W 23. minucie dobrą okazję na podwyższenie wyniku miał Dennis McCauley. Amerykanin na pełnej szybkości wjechał w tercję JKH, ale w dogodnej sytuacji uderzył nad bramką. W odpowiedzi błąd defensywy Cracovii wykorzystał Polodna, który precyzyjnym strzałem pokonał Radziszewskiego. Po chwili mógł podwyższyć Laszkiewicz, jednak strzał wychowanka JKH zatrzymał się na słupku. W 31. minucie krakowianie grali w przewadze, ale to goście wyprowadzili zabójczą kontrę, i po błędzie Radziszewskiego Laszkiewicz niepozornym strzałem umieścił krążek w bramce. Cztery minuty później ponownie mógł być remis po błędzie obrony JKH, ale bardzo dobrze w tej sytuacji zachował się Odrobny, który nie dał się zaskoczyć przy próbie pierwszego strzału, a dobijający McCauley zamiast umieścić gumę w siatce, uderzył wysoko ponad bramką. W końcówce dwa razy przed szansą stanął Bordowski, ale za każdym razem skutecznymi interwencjami popisał się Radziszewski.

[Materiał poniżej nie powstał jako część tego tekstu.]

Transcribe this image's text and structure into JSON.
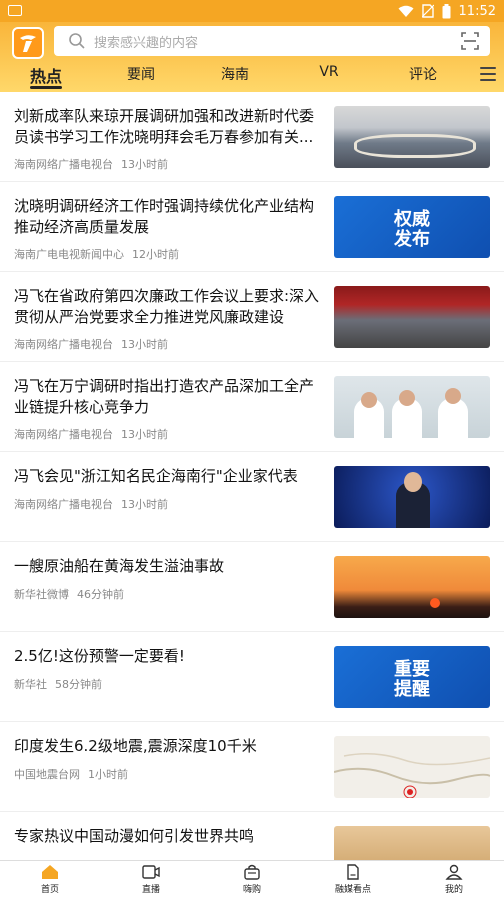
{
  "status_bar": {
    "time": "11:52"
  },
  "search": {
    "placeholder": "搜索感兴趣的内容"
  },
  "tabs": [
    {
      "label": "热点",
      "active": true
    },
    {
      "label": "要闻"
    },
    {
      "label": "海南"
    },
    {
      "label": "VR"
    },
    {
      "label": "评论"
    }
  ],
  "news": [
    {
      "title": "刘新成率队来琼开展调研加强和改进新时代委员读书学习工作沈晓明拜会毛万春参加有关...",
      "source": "海南网络广播电视台",
      "time": "13小时前",
      "thumb": "meeting-room-photo"
    },
    {
      "title": "沈晓明调研经济工作时强调持续优化产业结构推动经济高质量发展",
      "source": "海南广电电视新闻中心",
      "time": "12小时前",
      "thumb_text": "权威\n发布"
    },
    {
      "title": "冯飞在省政府第四次廉政工作会议上要求:深入贯彻从严治党要求全力推进党风廉政建设",
      "source": "海南网络广播电视台",
      "time": "13小时前",
      "thumb": "conference-hall-photo"
    },
    {
      "title": "冯飞在万宁调研时指出打造农产品深加工全产业链提升核心竞争力",
      "source": "海南网络广播电视台",
      "time": "13小时前",
      "thumb": "officials-photo"
    },
    {
      "title": "冯飞会见\"浙江知名民企海南行\"企业家代表",
      "source": "海南网络广播电视台",
      "time": "13小时前",
      "thumb": "news-anchor-photo"
    },
    {
      "title": "一艘原油船在黄海发生溢油事故",
      "source": "新华社微博",
      "time": "46分钟前",
      "thumb": "sunset-sea-photo"
    },
    {
      "title": "2.5亿!这份预警一定要看!",
      "source": "新华社",
      "time": "58分钟前",
      "thumb_text": "重要\n提醒"
    },
    {
      "title": "印度发生6.2级地震,震源深度10千米",
      "source": "中国地震台网",
      "time": "1小时前",
      "thumb": "map-image"
    },
    {
      "title": "专家热议中国动漫如何引发世界共鸣",
      "source": "",
      "time": "",
      "thumb": "anime-photo"
    }
  ],
  "bottom_nav": [
    {
      "label": "首页",
      "icon": "home-icon",
      "active": true
    },
    {
      "label": "直播",
      "icon": "live-icon"
    },
    {
      "label": "嗨购",
      "icon": "shopping-bag-icon"
    },
    {
      "label": "融媒看点",
      "icon": "document-icon"
    },
    {
      "label": "我的",
      "icon": "profile-icon"
    }
  ],
  "colors": {
    "brand": "#f5a623",
    "active_nav": "#f5a623"
  }
}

W ostatniej tercji krakowianie chcąc zdobyć jakiekolwiek punkty musieli mocniej zaatakować, co starali się uczynić, jednak jastrzębianie bardzo mądrze grali w defensywie, nie dopuszczając gospodarzy do groźnych sytuacji strzeleckich. Krakowianie oddawali co prawda strzały (Noworyta, Stoklasa), ale Odrobny nie dał się zaskoczyć. W 51. minucie goście grali przez 110 sekund w podwójnej przewadze, ale rozpaczliwie broniąca się Cracovia jakimś cudem przetrwała to osłabienie. Ostatecznie krakowianie aż do końca tercji nie zdołali przeprowadzić bramkowej akcji i to JKH zapisuje na swoim koncie kolejne trzy punkty.
Comarch Cracovia - JKH GKS Jastrzębie 1:2 (1:0; 0:2; 0:0)
1:0 - Petr Dvorzak - Patryk Wajda, Patrik Valcza (19:01)
1:1 - Petr Polodna - Richard Bordowski (23:09)
1:2 - Leszek Laszkiewicz - Tomasz Pastryk (30:52, 4/5)
Comarch Cracovia: Radziszewski - Kowalówka A., Noworyta; McCauley, Słaboń, Kowalówka S. - Wajda, Kłys; Wiśniewski, Valczak, Dvorzak - Dąbkowski, Liotti; Kalus, Pasiut, Stoklasa - Kruczek, Witowski; Kisielewski, Kozłowski, Fraszko.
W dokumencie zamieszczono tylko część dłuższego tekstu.